Let $m$ be a fixed positive integer that is the product of distinct prime factors of the form $(3k+2)$, such as $5 \times 11$.
Prove that there exist infinitely many primes $p$ such that $3^{3p-2}\equiv 1 \pmod m$?
I started with assuming that there exists finitely many primes satisfying such equation. How to contradict this statement? May be we can create one more prime satisfying given equation? I am stucked. Please help
Your requested statement to prove that there exists infinitely many primes $p$ such that
$$3^{3p - 2} \equiv 1 \pmod{m} \tag{1}\label{eq1A}$$
is not always true based just requiring $m$ being a product of distinct prime factors of the form $3k + 2$. One way to see this is that for odd primes $p$, where $p = 2j + 1$ for some $j$, that $3p - 2 = 3(2j + 1) - 2 = 6j + 1$, so \eqref{eq1A} becomes
$$3^{6j + 1} \equiv 1 \pmod{m} \tag{2}\label{eq2A}$$
Multiplying both sides by $3$ gives
$$\begin{equation}\begin{aligned} 3^{6j + 2} & \equiv 3 \pmod{m} \\ \left(3^{3j + 1}\right)^2 & \equiv 3 \pmod{m} \end{aligned}\end{equation}\tag{3}\label{eq3A}$$
The above congruence relation being true for modulo $m$ means it must also be true for each factor of $m$, so this means each prime factor of $m$ must have $3$ being a quadratic residue. However, as shown in the table of the Law of quadratic reciprocity section, $3$ is a quadratic residue for an odd prime $q$ (so the only exception is for $2$ being one of the factors of $m$) if and only if $q \equiv 1, 11 \pmod{12}$. Only $q \equiv 11 \pmod{12}$ meets the requirement that the primes are of the form $3k + 2$, but it also requires $q \equiv 3 \pmod{4}$. Thus, if any of the odd prime factors of $m$ are of the form $q \equiv 1 \pmod{4}$ instead, then \eqref{eq3A}, and thus \eqref{eq1A}, will not be true.

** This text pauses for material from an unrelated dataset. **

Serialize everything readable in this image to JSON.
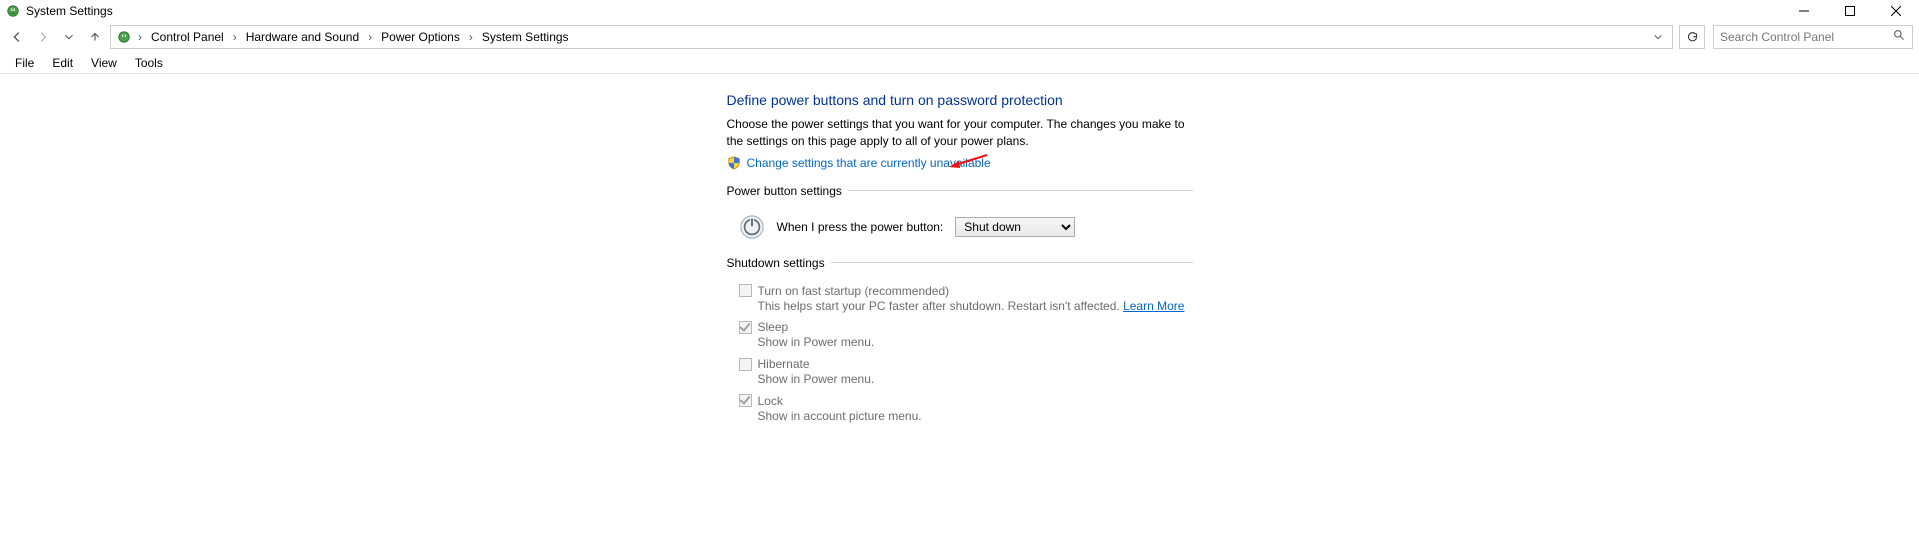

For example, $5 \equiv 1 \pmod{4}$ meets the requirement of being a prime of the form $3k + 2$, so let $m = 5$. The left side of \eqref{eq2A} gives
$$3^{6j + 1} \equiv 3^{1}(3^{6})^{j} \equiv 3(-1)^{j} \equiv 2,3 \pmod{5} \tag{4}\label{eq4A}$$
In particular, it's never congruent to $1$.